Нам внушают, что восприятие человека как независимого объекта как раз и является причиной современного беспорядка в головах. Модернизм вселил в нас ошибочное убеждение, что человек управляет вещами, и в результате мы позабыли о своей зависимости от них. Вещи стали второстепенными, заменимыми, а мы превратились в общество одноразового потребления. В последние годы Бруно Латур, французский социолог, проводит кампанию по возвращению уважительного отношения к вещам как к важным спутникам нашей жизни. Как считает Латур, для этого достаточно порвать с интеллектуальными принципами модернизма. Продолжая традиции Гоббса и Руссо, политическое мышление осталось «заложником попыток уйти от вещей», и подтверждением тому служат идеи Ролза и Хабермаса. Политическая мысль постоянно вращалась вокруг мечты о «заседаниях без вещей», на которых люди будут встречаться «нагими», имея при себе лишь свои аргументы[219]219
Bruno Latour, «From Realpolitik to Dingpolitik», из: Making Things Public: Atmospheres of Democracy, ed. Bruno Latour & Peter Weibel (Cambridge, MA, 2005); Bruno Latour, We Have Never Been Modern (Cambridge, MA, 1993); см. далее: Frank Trentmann, «Materiality in the Future of History: Things, Practices and Politics», Journal of British Studies 48, no. 2, 2009: 283–307.
[Закрыть].
Было бы глупо полностью отвергать подобные теории, тем более Просвещение действительно способствовало развитию критического мышления, разрушившего народные представления, которые, например, приписывали деревьям и разным предметам способность говорить и действовать. Однако самый сложный вопрос заключается в том, действительно ли отказ от почитания вещей стал ключевым фактором в формировании современного мировоззрения и является ли он причиной несерьезного отношения жителей Запада к материальному миру. В конце концов, тот факт, что китайцы считали человека и окружающие его вещи одним целым, никак не помешал им потреблять все активнее в течение последних десятилетий. Да и современный Запад вырос не из одной-единственной тенденции. Призывы к поиску истинного «я» звучали в унисон, а подчас и перекрывались восхищенными возгласами, восхваляющими вещи как источник знаний и самоопределения. Даже Декарт не верил в однозначный дуализм разума и предмета, субъекта и объекта. Художники и ученые не забывали о существовании материального мира: они думали о вещах, делали их частью политической экономики, философии, литературы и права. Стремясь улучшить мир, деятели XVII и XVIII веков вовсе не отказывались от вещей.

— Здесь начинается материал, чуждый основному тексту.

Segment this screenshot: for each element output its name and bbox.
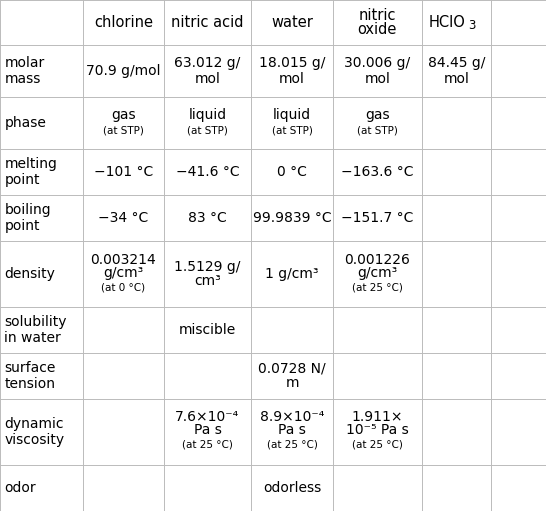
Text: (at 0 °C): (at 0 °C) bbox=[102, 282, 145, 292]
Text: −41.6 °C: −41.6 °C bbox=[176, 165, 239, 179]
Text: (at 25 °C): (at 25 °C) bbox=[266, 439, 318, 449]
Text: 18.015 g/
mol: 18.015 g/ mol bbox=[259, 56, 325, 86]
Text: m: m bbox=[286, 376, 299, 390]
Text: 7.6×10⁻⁴: 7.6×10⁻⁴ bbox=[175, 410, 240, 424]
Text: boiling
point: boiling point bbox=[4, 203, 51, 233]
Text: (at 25 °C): (at 25 °C) bbox=[352, 282, 403, 292]
Text: (at STP): (at STP) bbox=[272, 125, 312, 135]
Text: 0.003214: 0.003214 bbox=[91, 252, 156, 267]
Text: nitric: nitric bbox=[359, 8, 396, 24]
Text: 8.9×10⁻⁴: 8.9×10⁻⁴ bbox=[260, 410, 324, 424]
Text: odor: odor bbox=[4, 481, 36, 495]
Text: Pa s: Pa s bbox=[278, 423, 306, 437]
Text: molar
mass: molar mass bbox=[4, 56, 45, 86]
Text: 84.45 g/
mol: 84.45 g/ mol bbox=[428, 56, 485, 86]
Text: water: water bbox=[271, 15, 313, 30]
Text: phase: phase bbox=[4, 116, 46, 130]
Text: 1 g/cm³: 1 g/cm³ bbox=[265, 267, 319, 281]
Text: (at STP): (at STP) bbox=[103, 125, 144, 135]
Text: oxide: oxide bbox=[358, 21, 397, 37]
Text: Pa s: Pa s bbox=[193, 423, 222, 437]
Text: gas: gas bbox=[111, 108, 136, 122]
Text: miscible: miscible bbox=[179, 323, 236, 337]
Text: 0.001226: 0.001226 bbox=[345, 252, 410, 267]
Text: melting
point: melting point bbox=[4, 157, 57, 187]
Text: −151.7 °C: −151.7 °C bbox=[341, 211, 413, 225]
Text: 83 °C: 83 °C bbox=[188, 211, 227, 225]
Text: 10⁻⁵ Pa s: 10⁻⁵ Pa s bbox=[346, 423, 408, 437]
Text: (at STP): (at STP) bbox=[187, 125, 228, 135]
Text: 1.911×: 1.911× bbox=[352, 410, 403, 424]
Text: (at STP): (at STP) bbox=[357, 125, 397, 135]
Text: 63.012 g/
mol: 63.012 g/ mol bbox=[174, 56, 241, 86]
Text: nitric acid: nitric acid bbox=[171, 15, 244, 30]
Text: surface
tension: surface tension bbox=[4, 361, 56, 391]
Text: g/cm³: g/cm³ bbox=[103, 266, 144, 280]
Text: density: density bbox=[4, 267, 55, 281]
Text: (at 25 °C): (at 25 °C) bbox=[182, 439, 233, 449]
Text: 1.5129 g/: 1.5129 g/ bbox=[174, 260, 241, 274]
Text: g/cm³: g/cm³ bbox=[357, 266, 397, 280]
Text: 3: 3 bbox=[468, 19, 476, 32]
Text: dynamic
viscosity: dynamic viscosity bbox=[4, 417, 64, 447]
Text: solubility
in water: solubility in water bbox=[4, 315, 67, 345]
Text: −163.6 °C: −163.6 °C bbox=[341, 165, 413, 179]
Text: 99.9839 °C: 99.9839 °C bbox=[253, 211, 331, 225]
Text: liquid: liquid bbox=[273, 108, 311, 122]
Text: odorless: odorless bbox=[263, 481, 321, 495]
Text: cm³: cm³ bbox=[194, 274, 221, 288]
Text: gas: gas bbox=[365, 108, 390, 122]
Text: 30.006 g/
mol: 30.006 g/ mol bbox=[344, 56, 411, 86]
Text: chlorine: chlorine bbox=[94, 15, 153, 30]
Text: 0.0728 N/: 0.0728 N/ bbox=[258, 362, 326, 376]
Text: HClO: HClO bbox=[428, 15, 465, 30]
Text: 0 °C: 0 °C bbox=[277, 165, 307, 179]
Text: 70.9 g/mol: 70.9 g/mol bbox=[86, 64, 161, 78]
Text: −34 °C: −34 °C bbox=[98, 211, 149, 225]
Text: (at 25 °C): (at 25 °C) bbox=[352, 439, 403, 449]
Text: liquid: liquid bbox=[188, 108, 227, 122]
Text: −101 °C: −101 °C bbox=[94, 165, 153, 179]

Корни желания приобретать стоит искать в натурфилософии. Культура Ренессанса заставила людей уделять вещам больше внимания. Коллекции книг и экзотических растений отражали опыт и вкус коллекционера. Так возник фундамент, на основе которого голландские и английские ученые и путешественники XVII века разработали новый подход к знанию. Вместо того чтобы отталкиваться от общих принципов, они начали с детального описания предметов. Нельзя понять мир лишь с помощью напряжения мысли, необходимо отправиться в путешествие по нему, нюхать, трогать и описывать вещи, из которых он состоит. После 1598 года голландские корабли постоянно привозили что-нибудь из Ост– и Вест-Индии: ракушки, орехи, броненосцев, кости лосей. В экспедициях на Молуккские острова к этому списку прибавилось оружие туземцев. О выставках экзотических растений и предметов, например, в Энкхейзене или Лейдене, начали писать в путеводителях, и они привлекали и художников, и купцов, и студентов, и королевских особ. Торговля расширялась, и вместе с этим все бо́льшую роль играл хороший вкус[220]220
Harold J. Cook, Matters of Exchange: Commerce, Medicine and Science in the Dutch Golden Age (New Haven, CT, 2007).
[Закрыть]. Как первое, так и второе требовало новых вещей.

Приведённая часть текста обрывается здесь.